Jeden Mittwoch Mittag erfahrt ihr wer beim sonntäglichen Gewinnspiel gewonnen hat. Unser Zufallsgenerator wurde wieder angeschmissen und hat die glücklichen Gewinner ermittelt.

Die Sieger: iLinguist West

Wer noch einmal nachlesen möchte, worum es überhaupt ging, folgt diesem Link.

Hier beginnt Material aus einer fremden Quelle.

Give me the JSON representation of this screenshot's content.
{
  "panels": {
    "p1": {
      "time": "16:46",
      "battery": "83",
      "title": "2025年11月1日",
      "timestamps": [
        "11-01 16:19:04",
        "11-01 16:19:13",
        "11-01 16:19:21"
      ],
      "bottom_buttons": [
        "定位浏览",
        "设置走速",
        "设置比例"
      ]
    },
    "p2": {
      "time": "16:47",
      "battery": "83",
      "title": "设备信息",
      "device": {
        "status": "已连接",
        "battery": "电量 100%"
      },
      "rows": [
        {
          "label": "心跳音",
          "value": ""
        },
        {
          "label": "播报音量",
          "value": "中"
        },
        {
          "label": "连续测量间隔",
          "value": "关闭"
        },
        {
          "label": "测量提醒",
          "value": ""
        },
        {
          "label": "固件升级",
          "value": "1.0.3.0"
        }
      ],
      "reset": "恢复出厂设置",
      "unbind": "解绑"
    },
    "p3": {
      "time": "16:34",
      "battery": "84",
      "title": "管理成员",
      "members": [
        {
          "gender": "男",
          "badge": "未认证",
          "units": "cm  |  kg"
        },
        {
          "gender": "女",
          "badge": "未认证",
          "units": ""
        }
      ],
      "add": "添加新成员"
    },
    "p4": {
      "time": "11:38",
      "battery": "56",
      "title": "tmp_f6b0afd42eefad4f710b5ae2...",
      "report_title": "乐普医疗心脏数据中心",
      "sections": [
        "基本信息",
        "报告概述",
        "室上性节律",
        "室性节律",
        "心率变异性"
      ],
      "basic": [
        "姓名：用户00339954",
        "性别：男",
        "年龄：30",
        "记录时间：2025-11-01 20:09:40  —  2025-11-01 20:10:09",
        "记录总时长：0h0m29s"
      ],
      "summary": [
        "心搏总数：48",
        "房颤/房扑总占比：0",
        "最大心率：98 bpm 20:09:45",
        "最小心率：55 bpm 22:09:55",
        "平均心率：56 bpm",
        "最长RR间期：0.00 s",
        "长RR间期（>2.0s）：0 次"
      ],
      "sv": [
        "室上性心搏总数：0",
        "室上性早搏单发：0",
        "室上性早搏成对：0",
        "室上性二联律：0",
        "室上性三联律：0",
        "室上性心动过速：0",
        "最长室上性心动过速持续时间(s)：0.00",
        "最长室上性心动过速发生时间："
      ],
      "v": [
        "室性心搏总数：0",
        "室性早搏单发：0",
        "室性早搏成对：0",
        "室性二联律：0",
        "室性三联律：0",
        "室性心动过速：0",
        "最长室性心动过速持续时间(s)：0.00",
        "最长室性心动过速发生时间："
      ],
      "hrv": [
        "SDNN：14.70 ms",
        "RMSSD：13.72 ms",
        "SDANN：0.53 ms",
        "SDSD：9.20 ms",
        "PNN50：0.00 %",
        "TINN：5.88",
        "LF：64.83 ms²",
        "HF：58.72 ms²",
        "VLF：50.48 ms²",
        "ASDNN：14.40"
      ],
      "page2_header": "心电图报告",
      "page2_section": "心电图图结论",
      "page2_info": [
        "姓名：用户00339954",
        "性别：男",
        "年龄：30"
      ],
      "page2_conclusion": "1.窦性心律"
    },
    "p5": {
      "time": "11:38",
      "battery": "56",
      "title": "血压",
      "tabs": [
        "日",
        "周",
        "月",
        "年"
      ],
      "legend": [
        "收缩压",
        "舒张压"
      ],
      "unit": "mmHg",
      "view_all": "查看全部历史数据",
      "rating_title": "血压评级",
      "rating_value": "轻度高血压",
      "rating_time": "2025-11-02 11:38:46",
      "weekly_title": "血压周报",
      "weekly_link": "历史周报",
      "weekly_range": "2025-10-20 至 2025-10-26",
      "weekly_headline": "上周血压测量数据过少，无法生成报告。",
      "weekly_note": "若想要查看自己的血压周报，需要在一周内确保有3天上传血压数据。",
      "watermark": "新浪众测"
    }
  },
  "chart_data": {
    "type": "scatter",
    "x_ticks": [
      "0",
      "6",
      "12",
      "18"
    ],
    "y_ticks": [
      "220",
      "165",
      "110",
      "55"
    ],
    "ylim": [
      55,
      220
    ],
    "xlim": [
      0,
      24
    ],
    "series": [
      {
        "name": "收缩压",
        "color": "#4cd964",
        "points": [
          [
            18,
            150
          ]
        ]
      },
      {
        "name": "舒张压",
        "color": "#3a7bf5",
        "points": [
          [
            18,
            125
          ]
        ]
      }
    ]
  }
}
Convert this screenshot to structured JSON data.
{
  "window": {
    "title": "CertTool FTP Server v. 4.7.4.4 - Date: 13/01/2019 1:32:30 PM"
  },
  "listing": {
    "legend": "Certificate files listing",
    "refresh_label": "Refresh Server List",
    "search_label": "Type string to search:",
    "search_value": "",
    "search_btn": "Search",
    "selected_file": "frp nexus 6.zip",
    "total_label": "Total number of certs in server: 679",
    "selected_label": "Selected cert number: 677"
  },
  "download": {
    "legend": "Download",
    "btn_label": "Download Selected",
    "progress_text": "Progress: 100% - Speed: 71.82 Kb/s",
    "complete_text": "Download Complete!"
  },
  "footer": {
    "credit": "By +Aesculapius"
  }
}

Diese Woche haben nicht allzu viele appgefahren-User beim Gewinnspiel mitgemacht, was für euch aber auch heißt, ihr hattet eine höhere Gewinnchance. Unser Zufallsgenerator hat uns vier Zufallszahlen ausgespuckt: 10, 51, 52, und 55. Die dahinter stehenden Personen sind nef, Lars, Frank und Sam. Herzlichen Glückwunsch von unserer Seite und viel Spaß beim Übersetzen. Im Laufe des Tages werden alle Gewinner per Mail benachrichtigt und erhalten ihren Promocode der nur im US Store eingelöst werden kann.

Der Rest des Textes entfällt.